Sono numerosi i riscontri, per esempio durante le delicate fasi di traslocazione, schiusa e ispezione dei nidi di tartarughe marine, di personale volontario non in possesso di idonei titoli di studio e adeguate competenze che si permette, bypassando il parere medico veterinario, di valutare lo stato di “BENESSERE” dei neonati e di decidere in modo del tutto arbitrario il destino di esemplari rimasti per troppo tempo sotto la sabbia, incastrati, feriti, completamente disidratati e stressati.

Ancor peggio, succede anche che piccoli di tartaruga marina vengano trattenuti sulle spiagge o trasportati presso laboratori privati, ancora senza alcun intervento di un medico veterinario, lasciando la valutazione sullo stato di salute degli esemplari, se questi siano bisognosi di cure o liberabili, di nuovo a volontari non in possesso di idonei titoli di studio e adeguate competenze e comunque diversi dai Medici Veterinari.

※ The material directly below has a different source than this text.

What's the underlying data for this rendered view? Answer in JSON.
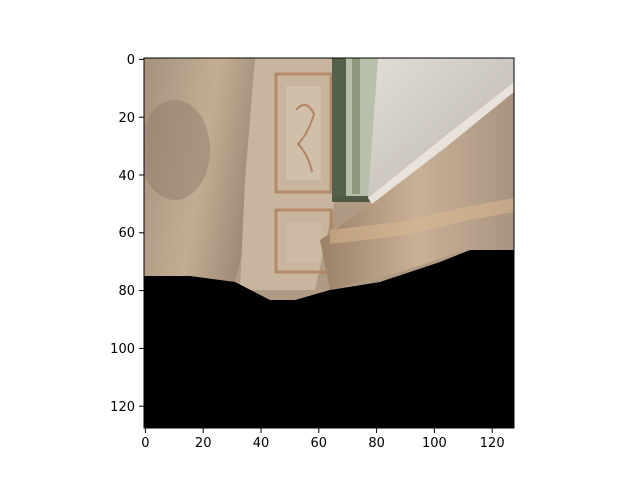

Per evitare la compromissione del benessere animale, noi sottoscriventi ci uniamo all’Associazione M.A.R.E. (Marine Animal Rescue Effort) Calabria nel chiedere al Governo italiano e alle altre istituzioni in indirizzo di fare quanto in loro potere per non recare danno con decisioni azzardate o superficiali – o non decisioni – alle specie protette e non penalizzare i professionisti che si sono formati e si formano costantemente per la tutela di questi splendidi animali, imponendo:

LA PRESENZA DI UN MEDICO VETERINARIO SPECIALIZZATO, DEI SERVIZI VETERINARI DELLE AZIENDE SANITARIE LOCALI E/O DEL CENTRO RECUPERO COMPETENTE PER TERRITORIO, IN TUTTE LE FASI DI MANIPOLAZIONE DI NIDI O NEONATI DI TARTARUGHE MARINE. 

L’OBBLIGO DI INDIRIZZARE I NEONATI BISOGNOSI DI SOCCORSO ALLE CURE DEL MEDICO VETERINARIO SPECIALIZZATO DEL CENTRO RECUPERO TARTARUGHE MARINE REFERENTE PER IL TERRITORIO.

Si tratta di misure urgenti per prevenire la sofferenza inutile di milioni di neonati di tartarughe marine ED EFFETTUARE LA VERA TUTELA DELLE SPECIE PROTETTE.